Sofern der Rechtsanwalt nach § 140 Abs. 1 Nr. 10 StPO zum Pflichtverteidiger bestellt wurde, handelt es sich jedoch nicht um eine Einzeltätigkeit, sondern um Tätigkeiten i.S.v. Teil 4 Abschnitt 1 VV mit der Folge, dass der Rechtsanwalt dann ggf. Grund-, Verfahrens- und Terminsgebühr verdient (vgl. Gerold/Schmidt/Burhoff, RVG, 25. Aufl., 2021, VV 4301 Rn 15). Aus diesem Grund scheidet jedoch eine "Deckelung" der Gebühren nach § 15 Abs. 6 RVG mangels Vorliegens von Einzelhandlungen i.S.d. vorgenannten Vorschrift aus.

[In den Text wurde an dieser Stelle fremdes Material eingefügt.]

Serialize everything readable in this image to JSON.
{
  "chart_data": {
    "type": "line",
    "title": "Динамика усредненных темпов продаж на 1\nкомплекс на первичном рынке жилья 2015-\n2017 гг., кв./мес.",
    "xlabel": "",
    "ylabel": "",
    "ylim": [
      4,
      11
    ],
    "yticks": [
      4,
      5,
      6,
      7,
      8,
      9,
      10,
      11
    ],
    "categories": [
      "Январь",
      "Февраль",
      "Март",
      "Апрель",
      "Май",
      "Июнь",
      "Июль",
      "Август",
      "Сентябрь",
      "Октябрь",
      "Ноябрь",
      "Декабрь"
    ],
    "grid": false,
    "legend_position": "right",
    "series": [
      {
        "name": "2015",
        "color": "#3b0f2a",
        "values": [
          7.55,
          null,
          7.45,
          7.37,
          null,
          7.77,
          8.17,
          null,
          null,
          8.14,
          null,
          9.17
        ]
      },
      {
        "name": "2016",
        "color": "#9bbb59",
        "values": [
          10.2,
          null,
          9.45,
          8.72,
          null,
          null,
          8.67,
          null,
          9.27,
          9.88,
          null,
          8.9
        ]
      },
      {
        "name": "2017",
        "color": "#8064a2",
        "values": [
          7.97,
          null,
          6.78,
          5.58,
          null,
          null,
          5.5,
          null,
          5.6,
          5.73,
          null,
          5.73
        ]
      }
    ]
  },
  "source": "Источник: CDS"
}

Wie bereits im Beschl. des AG Speyer vom 27.3.2023 ausgeführt, kommt nach Auffassung der Kammer auch eine Anrechnung nicht in Betracht, da es sich bei der nachfolgenden Beiordnung vom 21.4.2021 nicht um dieselbe Angelegenheit handelt.
III. Bedeutung für die Praxis
1. Die Entscheidung ist zutreffend. Ich hatte dazu bereits in der Anmerkung zur AG-Speyer-Entscheidung in AGS 2023, 258 Stellung genommen. Darauf wird, um Wiederholungen zu vermeiden, verwiesen.
2. Das LG ist davon ausgegangen, dass die behandelt Rechtsfrage grundsätzliche Bedeutung hat und hat daher die weitere Beschwerde zugelassen. Wir werden dazu dann sicherlich bald auch etwas vom OLG Zweibrücken hören.